If preseason is any indication, we are in for a wild ride, because the moment after a make isn’t boring anymore. I bet broadcasters missed hundreds of exciting Pacers plays last year–steals, tipped balls, balls forced out of bounds, all kinds of stuff. If you’re a Pacer fan you know how annoying it is to have an opponent fill your screen while Quinn Buckner says something like “McConnell!!” and only later do you get to see that the Pacers’ guard made a brilliant highlight stealing the ball in the backcourt.
In last week’s Kings at Blazers game, with 3:13 left in the first quarter, the broadcast cut away from the action on the court to show a Blazers logo, and then a replay of Jrue Holiday driving to his left, and then pulling up for a floater to put the Blazers up three. But before the replay had even begun, while we were staring at a screen full of logo, the play-by-play guy was saying “now they come up with a backcourt steal! And the ball’s deflected. It’s going to be Portland ball.” That moment is lost to time. When the camera returned to live action, players were making their way to the bench for a timeout. Nine minutes into the game, this was the second exciting-sounding Blazer backcourt defensive play that didn’t make the broadcast.
The players are adjusting, hopefully the broadcasts will, too.

NO STAT IN THE WORLD
Now let’s consider Pacers’ benchwarmer Ben Sheppard. Sometimes he’d play in crunch time, more often he’d be resting down the row from Rick Carlisle. Sheppard makes roughly a quarter of an average NBA income. But when Donovan Mitchell and Jalen Brunson grabbed their knees from fatigue in the fourth quarter of playoff games, it was because they had been worn out by a whole relay team of Pacers.
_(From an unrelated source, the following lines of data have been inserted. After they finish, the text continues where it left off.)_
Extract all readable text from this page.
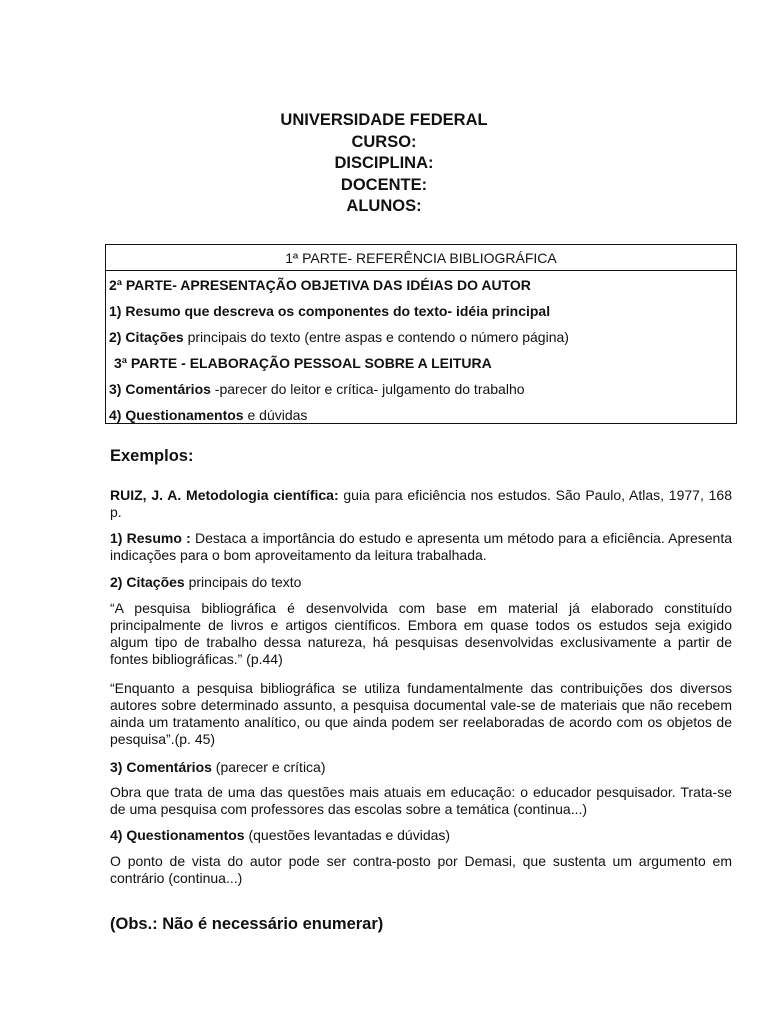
UNIVERSIDADE FEDERAL
CURSO:
DISCIPLINA:
DOCENTE:
ALUNOS:
1ª PARTE- REFERÊNCIA BIBLIOGRÁFICA
2ª PARTE- APRESENTAÇÃO OBJETIVA DAS IDÉIAS DO AUTOR
1) Resumo que descreva os componentes do texto- idéia principal
2) Citações principais do texto (entre aspas e contendo o número página)
3ª PARTE - ELABORAÇÃO PESSOAL SOBRE A LEITURA
3) Comentários -parecer do leitor e crítica- julgamento do trabalho
4) Questionamentos e dúvidas
Exemplos:
RUIZ, J. A. Metodologia científica: guia para eficiência nos estudos. São Paulo, Atlas, 1977, 168 p.
1) Resumo : Destaca a importância do estudo e apresenta um método para a eficiência. Apresenta indicações para o bom aproveitamento da leitura trabalhada.
2) Citações principais do texto
“A pesquisa bibliográfica é desenvolvida com base em material já elaborado constituído principalmente de livros e artigos científicos. Embora em quase todos os estudos seja exigido algum tipo de trabalho dessa natureza, há pesquisas desenvolvidas exclusivamente a partir de fontes bibliográficas.” (p.44)
“Enquanto a pesquisa bibliográfica se utiliza fundamentalmente das contribuições dos diversos autores sobre determinado assunto, a pesquisa documental vale-se de materiais que não recebem ainda um tratamento analítico, ou que ainda podem ser reelaboradas de acordo com os objetos de pesquisa”.(p. 45)
3) Comentários (parecer e crítica)
Obra que trata de uma das questões mais atuais em educação: o educador pesquisador. Trata-se de uma pesquisa com professores das escolas sobre a temática (continua...)
4) Questionamentos (questões levantadas e dúvidas)
O ponto de vista do autor pode ser contra-posto por Demasi, que sustenta um argumento em contrário (continua...)
(Obs.: Não é necessário enumerar)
The Pacers throw many athletes at top opponents, it’s not a fair fight. While the super fresh Sheppard hassled Brunson in the photo above, Tyrese Haliburton, Andrew Nembhard, and Aaron Nesmith all rested and got ready to go even harder and faster when they next played Brunson. The deep-bench strategy doesn’t help the Pacers much in the first quarter before opponents get exhausted, but it pays off over time as circumstances deplete Brunsons. Sheppard deserves immense credit for helping to drain Brunson’s battery.
But the statistics we have fall generally into two categories: counting stats (which miss most of what matters about defense because we only record blocks and rebounds but not stops and denials) and plus/minus-based stats that assess how a team does when a player is on the court.
Neither has anything to say about the value of wearing out Brunson in the third quarter so the Pacers outperform the Knicks late in the fourth. But it’s a real enough strategy that most of the NBA is copying it.